In an interview with Arab News’ sister newspaper Asharq Al-Awsat, Johnson said Britain understood “Saudi Arabia’s need to defend itself and we understand his Royal Highnesses desire to protect his country.”
“It’s unacceptable that Iranian missiles are being used against Saudi Arabia and we wish to see an end to that,” the foreign secretary said.
Saudi Arabia, which is leading an Arab military coalition in Yemen in support of government forces against Iran-backed rebels, has been targeted by missiles fired across the border. Many are shorter range, hitting areas near the border, but the Houthis have increasingly launched longer range ballistic missiles, including several targeting Riyadh that were shot down.
UN experts in January reported they had “identified missile remnants” and other military equipment brought into Yemen of Iranian origin that violated an arms embargo.
Britain drafted a UN Security Council resolution last month on renewing an arms embargo on Yemen that would have put pressure on Iran over the supply of missiles to the Houthis. The council eventually adopted a resolution that failed to condemn Tehran after Russia vetoed the British version, drawing an angry reaction from the US and London.
In the interview published as Crown Prince Mohammed bin Salman started his three-day visit to the UK, Johnson said he agreed with Arab states’ concerns over Iran’s role in the region. “We want to see Iran’s role in Yemen constrained,” he said.
Johnson said Britain understands the legitimate government of President Abed Rabbo Mansour Hadi was removed and there’s a UN resolution calling for him to be restored and that the Arab coalition is seeking to achieve that.

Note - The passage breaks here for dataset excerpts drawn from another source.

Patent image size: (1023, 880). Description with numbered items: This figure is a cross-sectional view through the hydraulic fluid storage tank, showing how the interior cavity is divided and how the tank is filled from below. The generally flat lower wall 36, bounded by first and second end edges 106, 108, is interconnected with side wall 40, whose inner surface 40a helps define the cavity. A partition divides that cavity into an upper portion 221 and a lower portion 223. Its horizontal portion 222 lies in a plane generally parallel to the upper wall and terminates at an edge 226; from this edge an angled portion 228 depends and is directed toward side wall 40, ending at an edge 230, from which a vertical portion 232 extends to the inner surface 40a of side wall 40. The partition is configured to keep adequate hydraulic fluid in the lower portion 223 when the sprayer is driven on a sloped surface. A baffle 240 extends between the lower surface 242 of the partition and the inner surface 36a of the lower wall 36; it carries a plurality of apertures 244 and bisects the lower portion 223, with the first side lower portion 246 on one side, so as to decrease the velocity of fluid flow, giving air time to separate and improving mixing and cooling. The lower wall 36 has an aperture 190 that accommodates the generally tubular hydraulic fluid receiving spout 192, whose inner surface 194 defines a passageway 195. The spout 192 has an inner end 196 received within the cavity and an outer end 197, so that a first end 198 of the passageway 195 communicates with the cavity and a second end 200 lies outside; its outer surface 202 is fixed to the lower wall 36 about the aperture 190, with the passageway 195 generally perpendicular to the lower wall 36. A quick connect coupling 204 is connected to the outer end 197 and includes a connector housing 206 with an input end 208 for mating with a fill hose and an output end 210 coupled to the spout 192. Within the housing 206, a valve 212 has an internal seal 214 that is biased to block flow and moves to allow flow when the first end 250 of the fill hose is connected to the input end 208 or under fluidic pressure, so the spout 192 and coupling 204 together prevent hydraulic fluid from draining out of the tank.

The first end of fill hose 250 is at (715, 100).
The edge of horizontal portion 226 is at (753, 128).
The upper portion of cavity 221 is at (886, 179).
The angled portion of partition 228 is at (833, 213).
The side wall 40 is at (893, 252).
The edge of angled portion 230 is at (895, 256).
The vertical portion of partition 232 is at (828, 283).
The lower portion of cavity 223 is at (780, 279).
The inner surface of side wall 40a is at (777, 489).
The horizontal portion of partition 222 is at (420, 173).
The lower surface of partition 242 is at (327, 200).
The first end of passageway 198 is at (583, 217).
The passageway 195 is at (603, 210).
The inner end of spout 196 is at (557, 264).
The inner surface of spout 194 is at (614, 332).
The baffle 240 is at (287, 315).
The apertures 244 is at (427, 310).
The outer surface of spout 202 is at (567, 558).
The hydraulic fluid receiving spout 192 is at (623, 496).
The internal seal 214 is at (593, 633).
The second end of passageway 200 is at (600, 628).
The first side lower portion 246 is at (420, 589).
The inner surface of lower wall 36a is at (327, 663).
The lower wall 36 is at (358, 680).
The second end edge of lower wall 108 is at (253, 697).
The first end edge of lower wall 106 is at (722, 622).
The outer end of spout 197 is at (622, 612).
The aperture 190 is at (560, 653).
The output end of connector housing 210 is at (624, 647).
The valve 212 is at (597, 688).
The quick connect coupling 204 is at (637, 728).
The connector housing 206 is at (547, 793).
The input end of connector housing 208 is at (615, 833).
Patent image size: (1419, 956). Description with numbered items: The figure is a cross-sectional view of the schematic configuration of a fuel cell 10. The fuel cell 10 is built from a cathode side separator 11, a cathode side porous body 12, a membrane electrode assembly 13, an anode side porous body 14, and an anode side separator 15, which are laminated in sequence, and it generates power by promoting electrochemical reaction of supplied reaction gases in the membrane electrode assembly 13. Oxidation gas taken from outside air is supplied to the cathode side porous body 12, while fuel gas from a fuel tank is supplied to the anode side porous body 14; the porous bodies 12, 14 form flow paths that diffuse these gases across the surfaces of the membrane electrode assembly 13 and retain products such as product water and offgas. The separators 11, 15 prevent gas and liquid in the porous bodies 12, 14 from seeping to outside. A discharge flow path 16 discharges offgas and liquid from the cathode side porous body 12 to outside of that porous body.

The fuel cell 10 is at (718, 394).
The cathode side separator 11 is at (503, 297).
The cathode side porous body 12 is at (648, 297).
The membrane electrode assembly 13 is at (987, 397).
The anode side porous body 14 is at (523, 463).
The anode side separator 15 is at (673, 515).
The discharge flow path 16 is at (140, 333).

But he added that it was going to be difficult to get an exclusively military solution and that there needs to be political progress.
Prince Mohammed’s visit is expected to include discussions on security and the conflicts playing out in the Middle East.
Johnson described the situation in Syria as a “major tragedy” and said he agreed with Saudi Arabia on the need to relaunch negotiations in Geneva to start a political process.
He condemned the regime bombardment of Eastern Ghouta that has killed hundreds in the past two weeks and that the regime should be held accountable for its “disgusting” chemical attacks.
Johnson also said the raft of reforms launched in Saudi Arabia encouraged the UK to bolster cooperation with the kingdom.
He praised the Crown Prince for shifting Saudi Arabia away from its dependence on oil, adding that this opened up possibilities for partnership in cultural, health, transportation, technology, education and political fields.